Billboard has published a Year-End Hot 100 every December since 1958. The chart measures the performance of singles in the U.S. throughout the year.
Using R, I’ve combined the lyrics from 50 years of Billboard Year-End Hot 100 (1965-2015) into one dataset for analysis. You can download that dataset from my Github repository here.
Getting the Lyrics
The songs used for analysis were scraped from Wikipedia’s entry for each Billboard Year-End Hot 100 Songs (e.g., 2014). This is the year-end chart, not weekly rankings. Many artists have made the weekly chart but not the final year end chart. The final chart is calculated using an inverse point system based on the weekly Billboard charts (100 points for a week at number one, 1 point for a week at number 100, etc).
I used the xml and RCurl packages to scrape song and artist names from each Wikipedia entry. I then used that list to scrape lyrics from sites that had predictable URL strings (for example, metrolyrics.com uses metrolyrics.com/SONG-NAME-lyrics-ARTIST-NAME.html). If the first site scrape failed, I moved onto the second, and so on. About 78.9% of the lyrics were scraped from metrolyics.com, 15.7% from songlyrics.com, 1.8% from lyricsmode.com. About 3.6% (187/5100) were unavailable.

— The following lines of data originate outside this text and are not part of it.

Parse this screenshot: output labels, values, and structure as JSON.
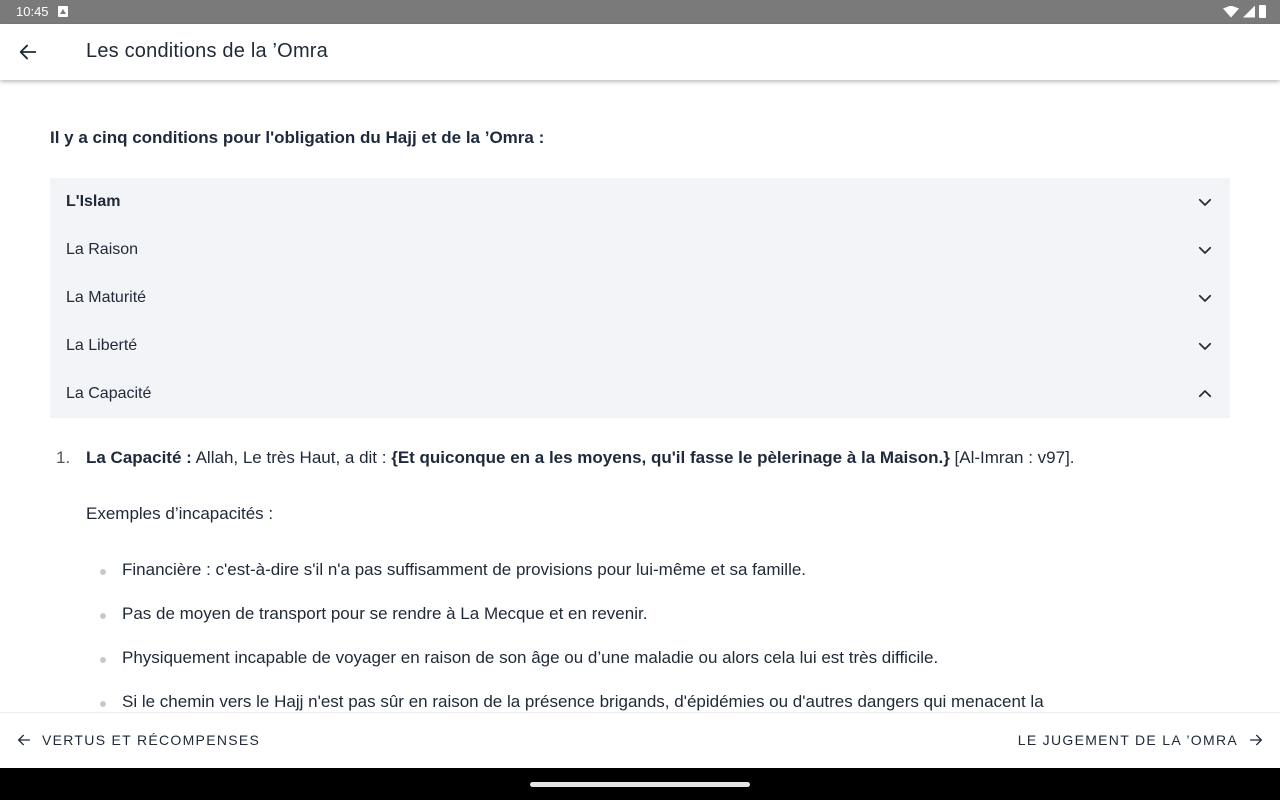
{
  "status_bar": {
    "time": "10:45"
  },
  "app_bar": {
    "title": "Les conditions de la ’Omra"
  },
  "intro": "Il y a cinq conditions pour l'obligation du Hajj et de la ’Omra :",
  "accordion": [
    {
      "label": "L'Islam",
      "state": "collapsed",
      "emphasis": "bold"
    },
    {
      "label": "La Raison",
      "state": "collapsed"
    },
    {
      "label": "La Maturité",
      "state": "collapsed"
    },
    {
      "label": "La Liberté",
      "state": "collapsed"
    },
    {
      "label": "La Capacité",
      "state": "expanded"
    }
  ],
  "details": {
    "number": "1.",
    "heading": "La Capacité :",
    "intro_text": " Allah, Le très Haut, a dit : ",
    "quote": "{Et quiconque en a les moyens, qu'il fasse le pèlerinage à la Maison.}",
    "reference": " [Al-Imran : v97].",
    "examples_label": "Exemples d’incapacités :",
    "bullets": [
      "Financière : c'est-à-dire s'il n'a pas suffisamment de provisions pour lui-même et sa famille.",
      "Pas de moyen de transport pour se rendre à La Mecque et en revenir.",
      "Physiquement incapable de voyager en raison de son âge ou d’une maladie ou alors cela lui est très difficile.",
      "Si le chemin vers le Hajj n'est pas sûr en raison de la présence brigands, d'épidémies ou d'autres dangers qui menacent la"
    ]
  },
  "bottom_nav": {
    "prev_label": "VERTUS ET RÉCOMPENSES",
    "next_label": "LE JUGEMENT DE LA ’OMRA"
  }
}
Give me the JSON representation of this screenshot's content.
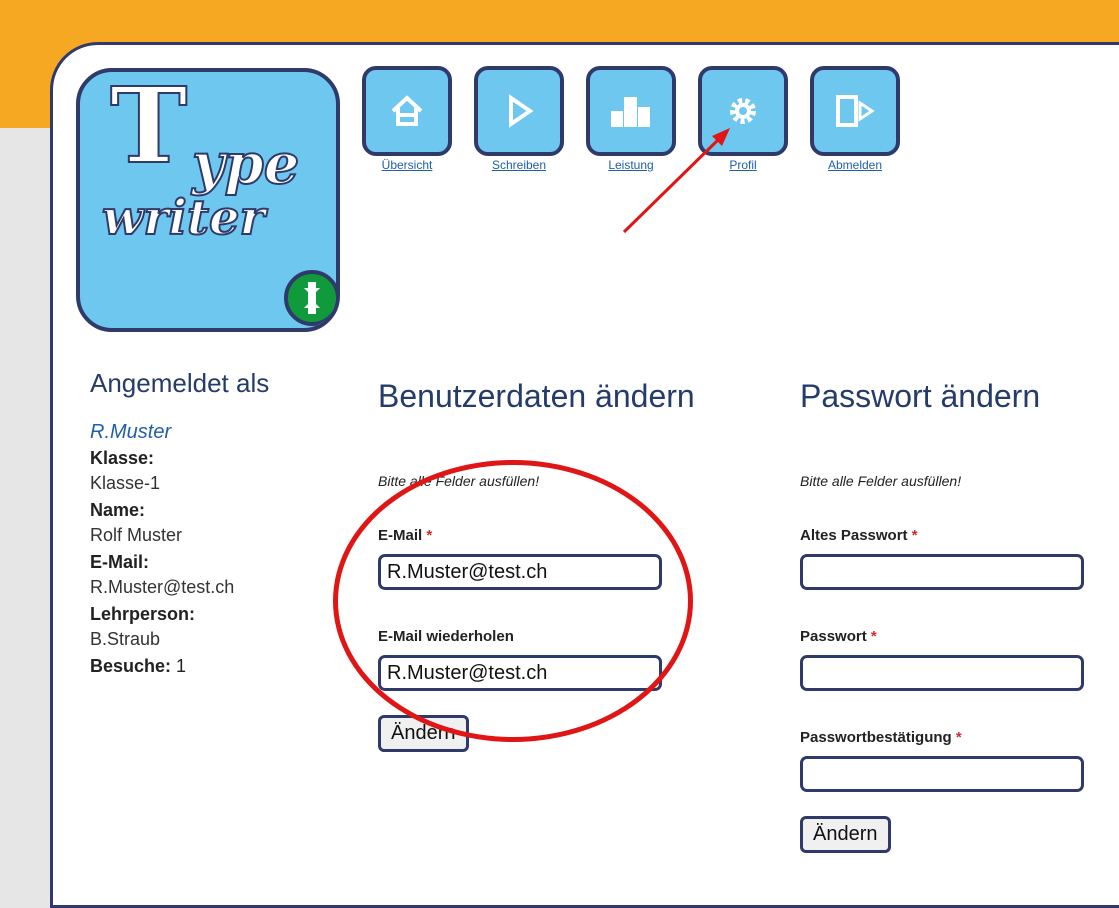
{
  "logo": {
    "line1": "T",
    "line2": "ype",
    "line3": "writer"
  },
  "nav": [
    {
      "label": "Übersicht",
      "icon": "home-icon"
    },
    {
      "label": "Schreiben",
      "icon": "play-icon"
    },
    {
      "label": "Leistung",
      "icon": "bars-icon"
    },
    {
      "label": "Profil",
      "icon": "gear-icon"
    },
    {
      "label": "Abmelden",
      "icon": "logout-icon"
    }
  ],
  "sidebar": {
    "title": "Angemeldet als",
    "username": "R.Muster",
    "class_label": "Klasse:",
    "class_value": "Klasse-1",
    "name_label": "Name:",
    "name_value": "Rolf Muster",
    "email_label": "E-Mail:",
    "email_value": "R.Muster@test.ch",
    "teacher_label": "Lehrperson:",
    "teacher_value": "B.Straub",
    "visits_label": "Besuche:",
    "visits_value": "1"
  },
  "userdata": {
    "title": "Benutzerdaten ändern",
    "hint": "Bitte alle Felder ausfüllen!",
    "email_label": "E-Mail",
    "email_value": "R.Muster@test.ch",
    "email_repeat_label": "E-Mail wiederholen",
    "email_repeat_value": "R.Muster@test.ch",
    "submit": "Ändern"
  },
  "password": {
    "title": "Passwort ändern",
    "hint": "Bitte alle Felder ausfüllen!",
    "old_label": "Altes Passwort",
    "old_value": "",
    "new_label": "Passwort",
    "new_value": "",
    "confirm_label": "Passwortbestätigung",
    "confirm_value": "",
    "submit": "Ändern"
  },
  "required_mark": "*",
  "colors": {
    "accent_orange": "#f7a823",
    "navy": "#2f3a6b",
    "tile_blue": "#6ec7ee",
    "link_blue": "#1f5fa8",
    "annotation_red": "#e01515"
  }
}
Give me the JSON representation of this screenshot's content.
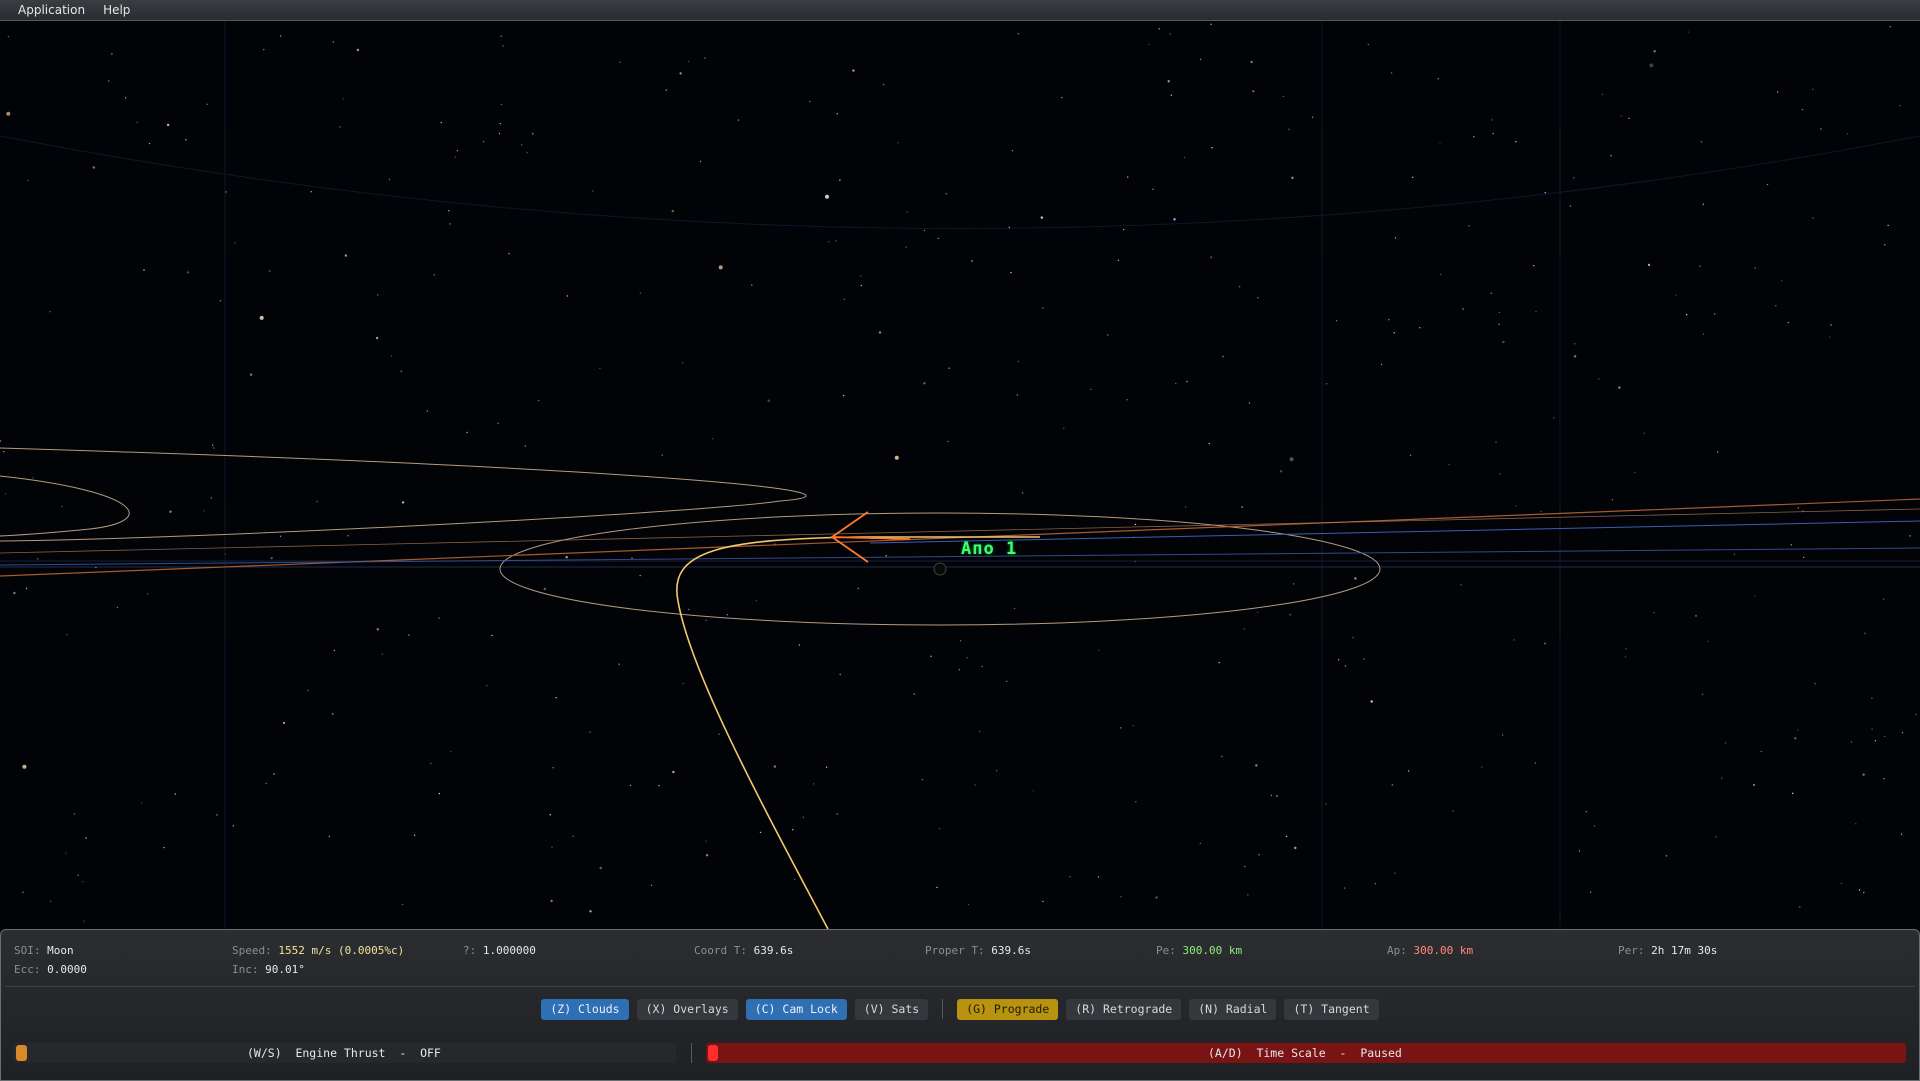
{
  "menu": {
    "items": [
      "Application",
      "Help"
    ]
  },
  "craft": {
    "label": "Апо 1"
  },
  "stats": {
    "soi": {
      "key": "SOI:",
      "value": "Moon"
    },
    "ecc": {
      "key": "Ecc:",
      "value": "0.0000"
    },
    "speed": {
      "key": "Speed:",
      "value": "1552 m/s (0.0005%c)"
    },
    "inc": {
      "key": "Inc:",
      "value": "90.01°"
    },
    "gamma": {
      "key": "?:",
      "value": "1.000000"
    },
    "coord": {
      "key": "Coord T:",
      "value": "639.6s"
    },
    "proper": {
      "key": "Proper T:",
      "value": "639.6s"
    },
    "pe": {
      "key": "Pe:",
      "value": "300.00 km"
    },
    "ap": {
      "key": "Ap:",
      "value": "300.00 km"
    },
    "per": {
      "key": "Per:",
      "value": "2h 17m 30s"
    }
  },
  "toggles": [
    {
      "label": "(Z) Clouds",
      "state": "on"
    },
    {
      "label": "(X) Overlays",
      "state": "off"
    },
    {
      "label": "(C) Cam Lock",
      "state": "on"
    },
    {
      "label": "(V) Sats",
      "state": "off"
    }
  ],
  "directions": [
    {
      "label": "(G) Prograde",
      "state": "on"
    },
    {
      "label": "(R) Retrograde",
      "state": "off"
    },
    {
      "label": "(N) Radial",
      "state": "off"
    },
    {
      "label": "(T) Tangent",
      "state": "off"
    }
  ],
  "thrust": {
    "label": "(W/S)  Engine Thrust  -  OFF",
    "level": 0.0
  },
  "timescale": {
    "label": "(A/D)  Time Scale  -  Paused",
    "level": 0.0
  },
  "colors": {
    "accent_blue": "#2f6fb3",
    "accent_gold": "#b8930f",
    "thrust": "#d88a2a",
    "timescale": "#ff2d2d",
    "trajectory": "#f5c86a",
    "craft_label": "#3cff6e"
  }
}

The dataset features 5100 observations with the features rank (1-100), song, artist, year, lyrics, and source. The artist feature is fairly standardized thanks to Wikipedia, but there is still quite a bit of noise when it comes to artist collaborations (Justin Timberlake featuring Timbaland, for example). If there were any errors in the lyrics that were scraped, such as spelling errors or derivatives like "nite" instead of "night," they haven't been corrected.
Exploring the Data
Most Frequent Words
58% One-Hit Wonders
1154 out of 1989 artists (58%) appearing on a year-end chart failed to make it with a second hit. The figure on the right was computed by aggregating songs by artist; any "featured" artist was stripped out ("Rihanna featuring Drake" -> "Rihanna"). This means that only the first artist in the list got credit for the song.
Marathon vs. Sprint Careers
It was surprising to see the relatively short career spans of some of the most-charted artists (Rihanna has 28 charted songs in only 10 years) so I took a look at the relationship between career length and average number of songs charted per year and found it to be negative. For each year increase in career span, the average songs charted per year decreases by 94% (linear model fitted after taking the log of average songs per year).
*The dataset does not include the first year The Beatles made the year-end chart in 1964 - so technically their career span would be 12 years.
Lyrics Over Time
Growing Vocabulary and Song Length
The songs in the dataset average 332 total/114 unique words. Average word counts (both unique and total) have increased over time. Variance in word counts has also increased, perhaps due to greater genre diversity in the chart rankings over time. Inconstant variance was corrected with a log transform of word count and two linear models fit, producing the coefficient 0.01873 for total and 0.0136 for unique word counts. For each year increase, the total word count increases on average by 1.87% and the unique word count increases by 1.36%.
The increase could be due to longer songs - from 2.5 to 4 minutes since the 1960s , faster-paced music styles or songs featuring more than one artist.
From Boogie to Bitch: Most Characteristic Lyrics by Decade
Using the log likelihood statistic outlined in my earlier post (Text Mining South Park), I was able to identify the most characteristic words in decade-specific lyrics. In short, words that appear more often than would be expected in a corpus have higher log likelihood. The 25 strongest results (all > 81; 10.83 is significant at p < 0.001).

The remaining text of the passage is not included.